En l’espèce, lors de l’audience de plaidoiries du 5 février 2026, au vu de l’absence du dossier de plaidoiries du demandeur, le tribunal a renvoyé l’affaire à l’audience du 12 mars 2026 pour dépôt du dossier de plaidoirie par le demandeur ou réouverture des débats pour ses observations éventuelles, à défaut, l’affaire étant mise en délibéré en l’absence du dossier de plaidoirie du demandeur.
Lors de l’audience du 12 mars 2026, le demandeur n’a pas déposé son dossier de plaidoiries.

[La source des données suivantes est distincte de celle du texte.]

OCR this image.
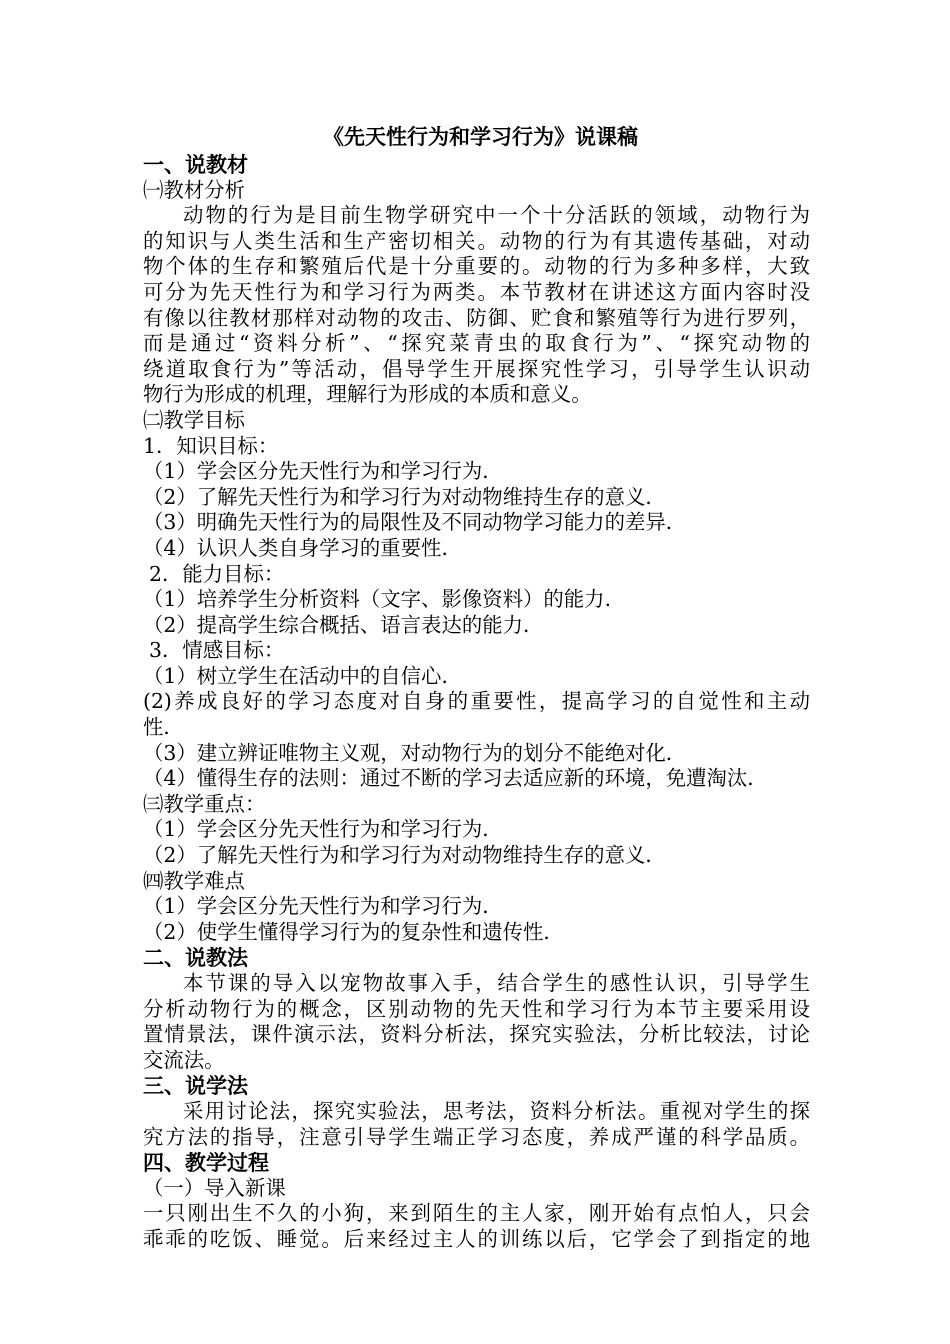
《先天性行为和学习行为》说课稿
一、说教材
㈠教材分析
动物的行为是目前生物学研究中一个十分活跃的领域，动物行为
的知识与人类生活和生产密切相关。动物的行为有其遗传基础，对动
物个体的生存和繁殖后代是十分重要的。动物的行为多种多样，大致
可分为先天性行为和学习行为两类。本节教材在讲述这方面内容时没
有像以往教材那样对动物的攻击、防御、贮食和繁殖等行为进行罗列，
而是通过“资料分析”、“探究菜青虫的取食行为”、“探究动物的
绕道取食行为”等活动，倡导学生开展探究性学习，引导学生认识动
物行为形成的机理，理解行为形成的本质和意义。
㈡教学目标
1．知识目标：
（1）学会区分先天性行为和学习行为．
（2）了解先天性行为和学习行为对动物维持生存的意义．
（3）明确先天性行为的局限性及不同动物学习能力的差异．
（4）认识人类自身学习的重要性．
2．能力目标：
（1）培养学生分析资料（文字、影像资料）的能力．
（2）提高学生综合概括、语言表达的能力．
3．情感目标：
（1）树立学生在活动中的自信心．
(2)养成良好的学习态度对自身的重要性，提高学习的自觉性和主动
性．
（3）建立辨证唯物主义观，对动物行为的划分不能绝对化．
（4）懂得生存的法则：通过不断的学习去适应新的环境，免遭淘汰．
㈢教学重点：
（1）学会区分先天性行为和学习行为．
（2）了解先天性行为和学习行为对动物维持生存的意义．
㈣教学难点
（1）学会区分先天性行为和学习行为．
（2）使学生懂得学习行为的复杂性和遗传性．
二、说教法
本节课的导入以宠物故事入手，结合学生的感性认识，引导学生
分析动物行为的概念，区别动物的先天性和学习行为本节主要采用设
置情景法，课件演示法，资料分析法，探究实验法，分析比较法，讨论
交流法。
三、说学法
采用讨论法，探究实验法，思考法，资料分析法。重视对学生的探
究方法的指导，注意引导学生端正学习态度，养成严谨的科学品质。
四、教学过程
（一）导入新课
一只刚出生不久的小狗，来到陌生的主人家，刚开始有点怕人，只会
乖乖的吃饭、睡觉。后来经过主人的训练以后，它学会了到指定的地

Le tribunal constate, comme le relève à juste titre le ministère public, M. [L] [P] n’a pas versé aux débats aucune pièce pour justifier de son état civil, de l’état civil de [X] [P], son père revendiqué, ni de son lien de filiation à l’égard de son père revendiqué.
Partant, M. [L] [P] ne peut ni se prévaloir de la nationalité française de [X] [P], ni d’une chaîne de filiation à son égard et, en conséquence, qu’il est né d’un père français.
Au regard de ces éléments, M. [L] [P] sera débouté de sa demande tendant à se voir reconnaître la nationalité française par filiation paternelle. Il sera jugé, conformément à la demande reconventionnelle du ministère public, qu’il n’est pas de nationalité française.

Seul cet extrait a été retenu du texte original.